Margret does maintain that she has friendships. She inherited a good amount of money from her parents. Thus, she indicates she remains active in a number of organizations in the community, including a country and golf club. She indicates that she even attends social functions in the home of other individuals. However, she draws the line at having people into her own home. In fact, the interview itself was held on a patio on the backside of her home.
She indicates that she has a trusted person who assists her in keeping the interior of her house clean. In regard to a person who allegedly helps clean her home, Margaret was particularly vague. Whereas she was very direct and precise in answering nearly all other questions, when it came to the issue of interior upkeep and cleaning, Margaret was diffuse and rather evasive.
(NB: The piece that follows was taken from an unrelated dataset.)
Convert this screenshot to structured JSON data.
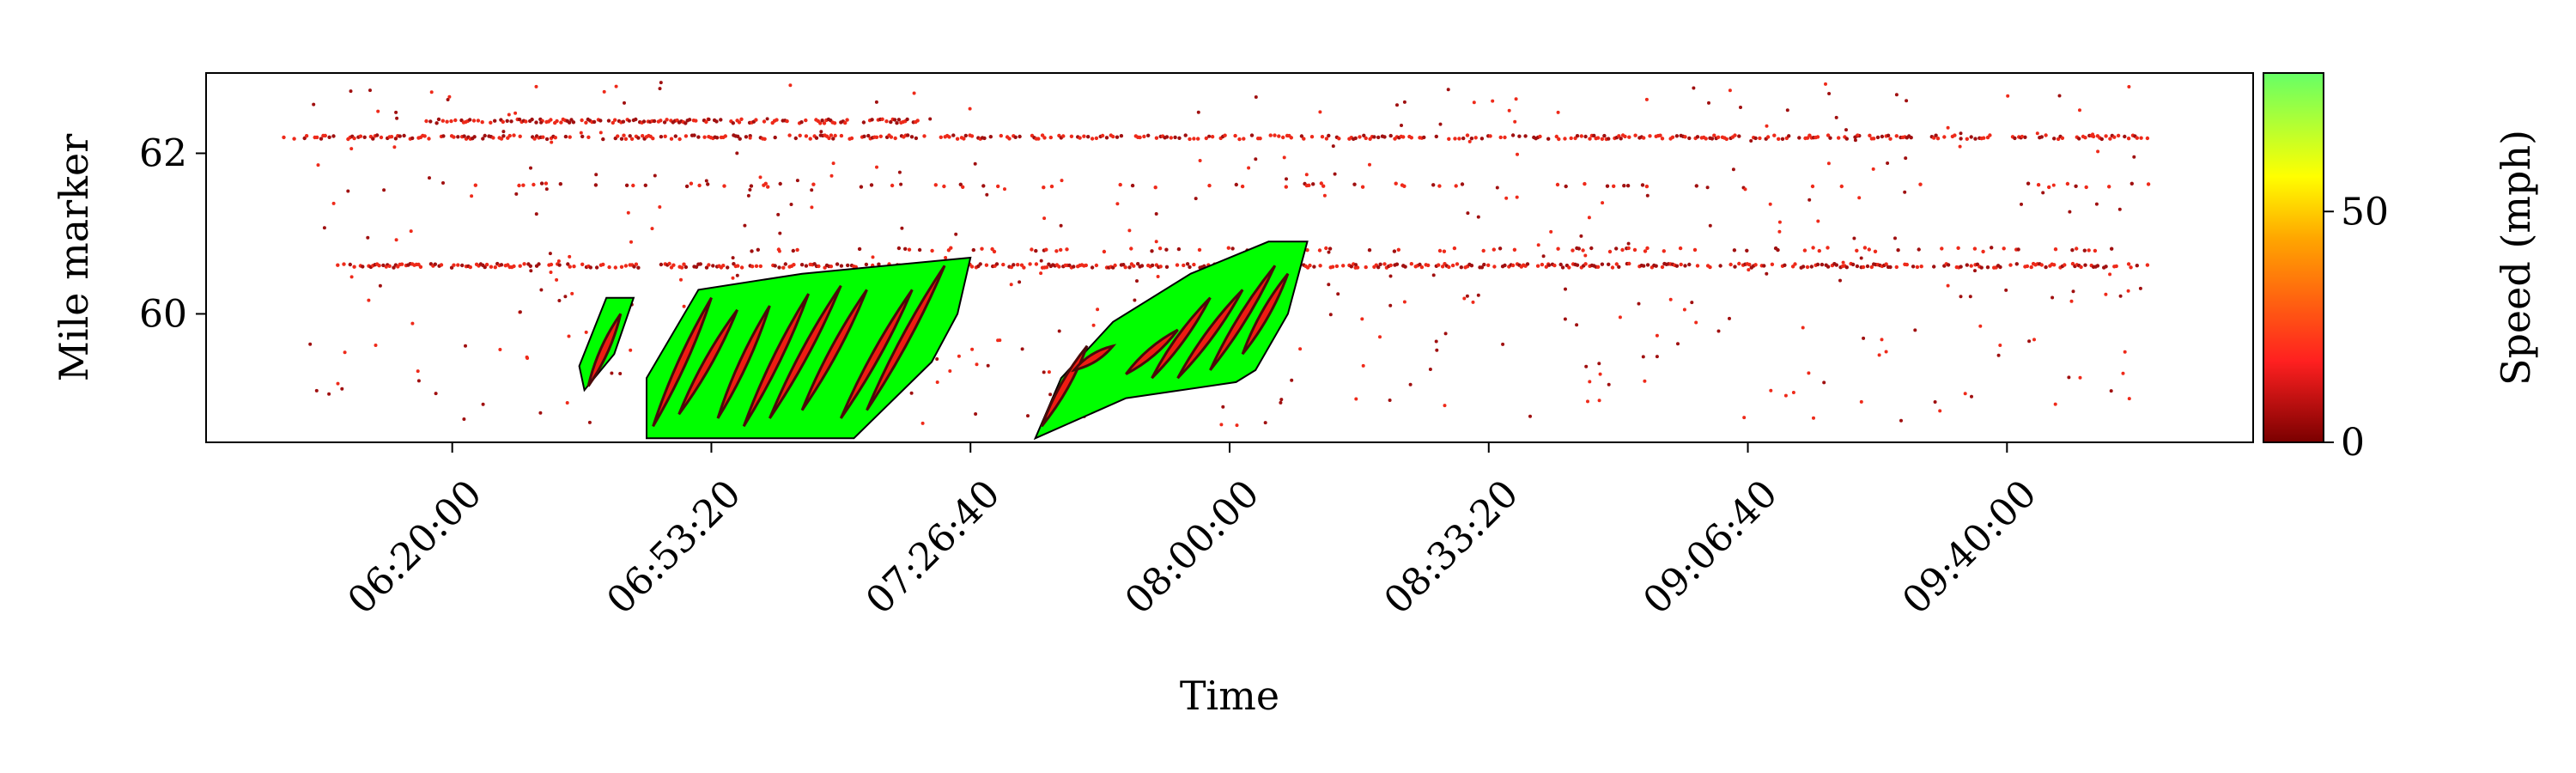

Is the Number of Felines in the Residence a Problem?
Margaret was very direct when asked if she thought there was any type of problem or issue associated with having so many cats in her home. She simply said “no” and starred down the interviewer.
Eventually, and with no further prodding, Margaret explained that she believed she was helping these animals. Margaret maintained that she provides a good home for cats.
Has Anyone Ever Confronted Margaret About Her Cats?
Margaret explained that people know she loves cats. They know that she has a number of cats in her home and that she enjoys Facebook pages that feature cats. In fact, she indicated that she posted photos of her own cats at these Facebook sites.
With some investigation and a Facebook friend linkup with Margaret, the interviewer was able to confirm that dozens of photos of Margaret with different cats are found at different Facebook pages. On first blush, the cats in the photos look the same. However, upon close inspection, a determination can be made that time and again, these are different felines. The interview was well aware of how much these cats looked like his own.
If anyone was really paying attention, and no one seems to be, a member of one of another of these Facebook venues could ascertain that Margaret was posing with an incredible number of individual cats.
Are the Cats Provided Proper Care?
Margaret maintains that her cats receive suitable care. She does not equivocate when she states that even though there are a large number of cats in her home, she has the resources and the space to ensure that they live well.
At least as far as the exterior of her home is concerned, together with her personal presentation, concluding that Margaret does have money seems fair. Nonetheless, how could she provide proper attention to the cats individually?
She recounted that she spends a good amount of time with each of her cats. In addition, Margaret added that the cats are supportive of one another. She maintained that one of the reasons she needed to have so many cats in her home is because they thrive by living together in colonies.
She then went on to explain reports in the Denver Post, the daily newspaper, regarding some 300,000 feral cats that live in colonies around the city. Margaret made a point of saying that her cats have the best of both worlds. They are able to live in a colony and yet in a nice home at the same time.
What About Bella?
In the midst of the interview with Margaret, she brought up the kitten she adopted out to the interviewer. The interviewer explained that Bella was well and was going to turn nine years old in a couple of weeks. Margaret indicated that she knew Bella’s age.
Margaret asked to see photos of Bella, which were shared. After a beat, Margaret asked if Bella might come over to visit, meet her other cats, felines which she assumed were pretty much all related to the runt of a litter she was seemingly parted with.
The interviewer politely declined the invitation to bring Bella over. He explained that Bella is tremendously shy and did not like to venture from her own home. In reality, the interviewer also privately worried that if he brought his furry friend over to Margaret’s home, he would never see the little one again.